David Goldfarb ::: (view all by) ::: August 20, 2003, 04:52 AM:

Lenny, if you liked Portrait of an Extraordinary Gentleman then you should also pick up The Extraordinary Works of Alan Moore -- despite the titles, Works seems to have rather more about Moore's life than Portrait (which as far as I could tell was mostly other creators doing tribute strips).

The next Astro City is in either two weeks or three, I forget....

Allen Varney ::: (view all by) ::: August 20, 2003, 07:29 PM:

Tom Strong is fun, now and then, as a speculative burlesque. But it doesn't hit the spot, for me, the way Supreme did. I may just have more affinity for the Superman mythos than for the world of Doc Savage.

I finally started to enjoy Tom Strong when I saw that Moore was undermining one of the most strongly-held theses of character development in fiction: that characters are only interesting for their flaws, and superhuman characters are inherently boring. Tom Strong is without flaws, or close enough, and yet is extremely interesting for the quality and maturity of his thinking.
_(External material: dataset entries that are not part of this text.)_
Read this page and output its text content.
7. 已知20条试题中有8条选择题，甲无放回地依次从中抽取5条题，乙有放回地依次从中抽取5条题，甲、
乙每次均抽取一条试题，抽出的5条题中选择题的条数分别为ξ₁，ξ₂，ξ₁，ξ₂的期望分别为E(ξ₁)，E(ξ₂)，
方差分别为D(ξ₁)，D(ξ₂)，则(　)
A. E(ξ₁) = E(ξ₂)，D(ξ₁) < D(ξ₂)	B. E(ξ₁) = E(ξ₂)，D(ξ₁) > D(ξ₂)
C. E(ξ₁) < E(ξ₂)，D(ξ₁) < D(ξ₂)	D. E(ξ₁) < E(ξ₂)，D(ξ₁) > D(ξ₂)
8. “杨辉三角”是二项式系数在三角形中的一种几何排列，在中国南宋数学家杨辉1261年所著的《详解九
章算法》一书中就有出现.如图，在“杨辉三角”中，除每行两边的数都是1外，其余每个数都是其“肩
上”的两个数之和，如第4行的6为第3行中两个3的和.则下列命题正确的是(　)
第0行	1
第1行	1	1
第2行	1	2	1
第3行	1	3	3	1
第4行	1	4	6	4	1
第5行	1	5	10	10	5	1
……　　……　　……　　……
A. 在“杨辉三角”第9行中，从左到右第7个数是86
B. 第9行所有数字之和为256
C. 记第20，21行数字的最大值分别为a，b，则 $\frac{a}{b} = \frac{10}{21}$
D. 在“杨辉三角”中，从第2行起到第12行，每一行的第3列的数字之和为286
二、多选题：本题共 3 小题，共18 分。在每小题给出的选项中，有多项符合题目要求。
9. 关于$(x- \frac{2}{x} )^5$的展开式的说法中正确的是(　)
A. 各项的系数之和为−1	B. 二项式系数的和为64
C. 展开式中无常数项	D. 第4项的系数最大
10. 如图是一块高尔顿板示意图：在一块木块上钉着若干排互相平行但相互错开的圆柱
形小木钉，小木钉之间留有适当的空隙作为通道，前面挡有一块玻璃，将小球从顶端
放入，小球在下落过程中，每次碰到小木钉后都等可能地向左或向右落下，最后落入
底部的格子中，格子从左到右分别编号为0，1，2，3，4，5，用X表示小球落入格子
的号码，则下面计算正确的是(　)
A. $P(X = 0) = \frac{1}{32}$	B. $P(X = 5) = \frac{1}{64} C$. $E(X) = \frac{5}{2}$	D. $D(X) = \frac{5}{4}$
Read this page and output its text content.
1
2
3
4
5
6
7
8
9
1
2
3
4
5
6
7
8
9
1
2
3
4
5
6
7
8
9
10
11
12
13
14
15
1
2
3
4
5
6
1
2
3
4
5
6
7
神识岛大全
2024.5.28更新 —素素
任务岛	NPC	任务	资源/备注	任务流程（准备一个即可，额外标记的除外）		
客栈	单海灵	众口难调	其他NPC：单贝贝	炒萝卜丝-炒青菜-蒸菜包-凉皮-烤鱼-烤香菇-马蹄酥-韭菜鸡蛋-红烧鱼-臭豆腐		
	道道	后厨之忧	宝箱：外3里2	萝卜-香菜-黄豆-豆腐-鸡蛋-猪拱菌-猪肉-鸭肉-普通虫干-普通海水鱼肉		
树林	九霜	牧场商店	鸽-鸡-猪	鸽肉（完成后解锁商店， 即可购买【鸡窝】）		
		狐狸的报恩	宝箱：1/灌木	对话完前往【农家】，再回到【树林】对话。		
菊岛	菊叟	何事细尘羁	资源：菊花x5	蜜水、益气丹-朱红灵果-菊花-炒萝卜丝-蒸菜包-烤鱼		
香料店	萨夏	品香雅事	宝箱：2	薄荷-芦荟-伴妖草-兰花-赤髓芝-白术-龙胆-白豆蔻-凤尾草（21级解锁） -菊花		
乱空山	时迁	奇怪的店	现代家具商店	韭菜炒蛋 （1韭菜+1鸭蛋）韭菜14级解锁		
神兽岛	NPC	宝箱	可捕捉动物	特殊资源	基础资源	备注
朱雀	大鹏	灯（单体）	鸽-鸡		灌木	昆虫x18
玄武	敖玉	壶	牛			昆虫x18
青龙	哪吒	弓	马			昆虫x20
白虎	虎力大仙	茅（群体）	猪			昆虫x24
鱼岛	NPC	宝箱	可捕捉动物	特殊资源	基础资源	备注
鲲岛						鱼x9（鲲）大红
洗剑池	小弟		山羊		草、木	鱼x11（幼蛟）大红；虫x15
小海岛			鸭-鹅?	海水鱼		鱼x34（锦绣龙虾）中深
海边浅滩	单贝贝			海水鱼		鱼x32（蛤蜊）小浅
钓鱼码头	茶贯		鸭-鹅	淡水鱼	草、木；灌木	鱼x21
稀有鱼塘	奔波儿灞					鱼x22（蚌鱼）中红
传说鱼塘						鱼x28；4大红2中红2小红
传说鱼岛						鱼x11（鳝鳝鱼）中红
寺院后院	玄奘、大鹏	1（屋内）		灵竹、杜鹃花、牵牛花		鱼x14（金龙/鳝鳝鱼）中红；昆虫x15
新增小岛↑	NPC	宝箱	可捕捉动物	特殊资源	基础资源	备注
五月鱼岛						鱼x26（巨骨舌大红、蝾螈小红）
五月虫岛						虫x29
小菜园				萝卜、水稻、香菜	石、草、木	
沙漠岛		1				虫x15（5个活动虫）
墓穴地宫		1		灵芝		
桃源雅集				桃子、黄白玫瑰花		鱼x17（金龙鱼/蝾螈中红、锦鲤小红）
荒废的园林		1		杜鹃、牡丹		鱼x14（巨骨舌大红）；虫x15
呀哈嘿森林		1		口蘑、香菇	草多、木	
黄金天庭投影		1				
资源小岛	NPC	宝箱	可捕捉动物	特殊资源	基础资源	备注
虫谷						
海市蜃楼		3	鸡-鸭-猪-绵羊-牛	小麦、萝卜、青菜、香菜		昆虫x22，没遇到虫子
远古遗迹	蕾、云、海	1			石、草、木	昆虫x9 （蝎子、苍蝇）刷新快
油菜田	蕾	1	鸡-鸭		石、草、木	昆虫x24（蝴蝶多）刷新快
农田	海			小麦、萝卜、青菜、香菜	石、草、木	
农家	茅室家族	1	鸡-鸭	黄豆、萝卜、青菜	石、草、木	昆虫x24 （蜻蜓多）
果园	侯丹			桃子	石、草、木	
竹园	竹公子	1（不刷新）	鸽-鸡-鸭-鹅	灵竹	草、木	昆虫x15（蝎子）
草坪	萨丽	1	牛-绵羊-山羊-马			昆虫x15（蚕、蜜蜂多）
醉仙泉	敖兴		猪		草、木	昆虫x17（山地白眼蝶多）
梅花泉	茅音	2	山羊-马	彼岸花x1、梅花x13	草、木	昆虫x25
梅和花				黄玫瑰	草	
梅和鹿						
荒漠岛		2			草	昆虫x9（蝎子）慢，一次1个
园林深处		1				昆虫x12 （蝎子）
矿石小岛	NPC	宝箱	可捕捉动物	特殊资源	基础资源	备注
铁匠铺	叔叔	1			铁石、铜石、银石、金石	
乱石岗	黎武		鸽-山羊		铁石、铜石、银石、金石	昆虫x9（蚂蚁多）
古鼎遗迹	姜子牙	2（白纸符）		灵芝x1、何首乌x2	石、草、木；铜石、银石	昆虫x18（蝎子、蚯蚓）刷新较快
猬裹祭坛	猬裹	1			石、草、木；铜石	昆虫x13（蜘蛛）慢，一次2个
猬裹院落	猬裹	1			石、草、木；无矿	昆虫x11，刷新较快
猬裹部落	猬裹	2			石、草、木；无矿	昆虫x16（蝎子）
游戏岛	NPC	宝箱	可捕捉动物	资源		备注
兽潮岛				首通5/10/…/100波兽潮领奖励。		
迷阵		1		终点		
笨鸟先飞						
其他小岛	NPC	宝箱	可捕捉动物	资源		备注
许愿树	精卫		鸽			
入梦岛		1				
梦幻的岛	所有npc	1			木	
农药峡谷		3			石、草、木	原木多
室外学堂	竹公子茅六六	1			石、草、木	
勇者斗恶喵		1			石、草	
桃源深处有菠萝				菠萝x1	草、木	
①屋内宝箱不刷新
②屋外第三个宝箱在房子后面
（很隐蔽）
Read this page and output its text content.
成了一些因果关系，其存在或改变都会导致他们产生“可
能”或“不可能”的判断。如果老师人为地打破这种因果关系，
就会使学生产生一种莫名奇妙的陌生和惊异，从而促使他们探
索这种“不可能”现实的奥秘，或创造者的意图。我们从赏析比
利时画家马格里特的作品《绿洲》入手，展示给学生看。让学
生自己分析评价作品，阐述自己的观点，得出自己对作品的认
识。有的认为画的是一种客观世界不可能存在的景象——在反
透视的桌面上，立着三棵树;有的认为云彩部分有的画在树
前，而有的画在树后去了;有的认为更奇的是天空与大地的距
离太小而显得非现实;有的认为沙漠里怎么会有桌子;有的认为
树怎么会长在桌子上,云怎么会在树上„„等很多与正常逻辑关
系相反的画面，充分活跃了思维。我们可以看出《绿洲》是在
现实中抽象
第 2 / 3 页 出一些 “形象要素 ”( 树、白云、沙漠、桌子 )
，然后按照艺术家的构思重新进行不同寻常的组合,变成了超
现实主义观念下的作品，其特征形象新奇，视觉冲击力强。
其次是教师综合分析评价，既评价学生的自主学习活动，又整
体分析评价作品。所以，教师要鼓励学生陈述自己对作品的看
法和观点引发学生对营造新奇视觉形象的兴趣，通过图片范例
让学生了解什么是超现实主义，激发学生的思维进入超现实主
David Goldfarb ::: (view all by) ::: August 21, 2003, 04:11 AM:

That's quite a good point. Yet another reason to consider Alan Moore a genius (a word, I assure one and all, that I do not deploy lightly).

Lenny Bailes ::: (view all by) ::: August 21, 2003, 07:01 AM:

Well, today's comic shipment brings a new issue of Tom Strong that's essentially a midterm exam on your ability to remember what happened in previous issues. I found it to be not unlike what Robert Sheckley used to do with the latter portions of his novels -- creating deconstructions of earlier portions. (Remember "The Twisted World?")

It's to Moore's credit that the mirror-transforms of heroes and villains in this hang together to form a story, as well as being an "ABC Elseworlds" rotomontage.

But I like the new issue of SMAX better, for its surprises and emotional ambiance. Whatever directorial mirrors and lighting effects it has are subordinate to the story.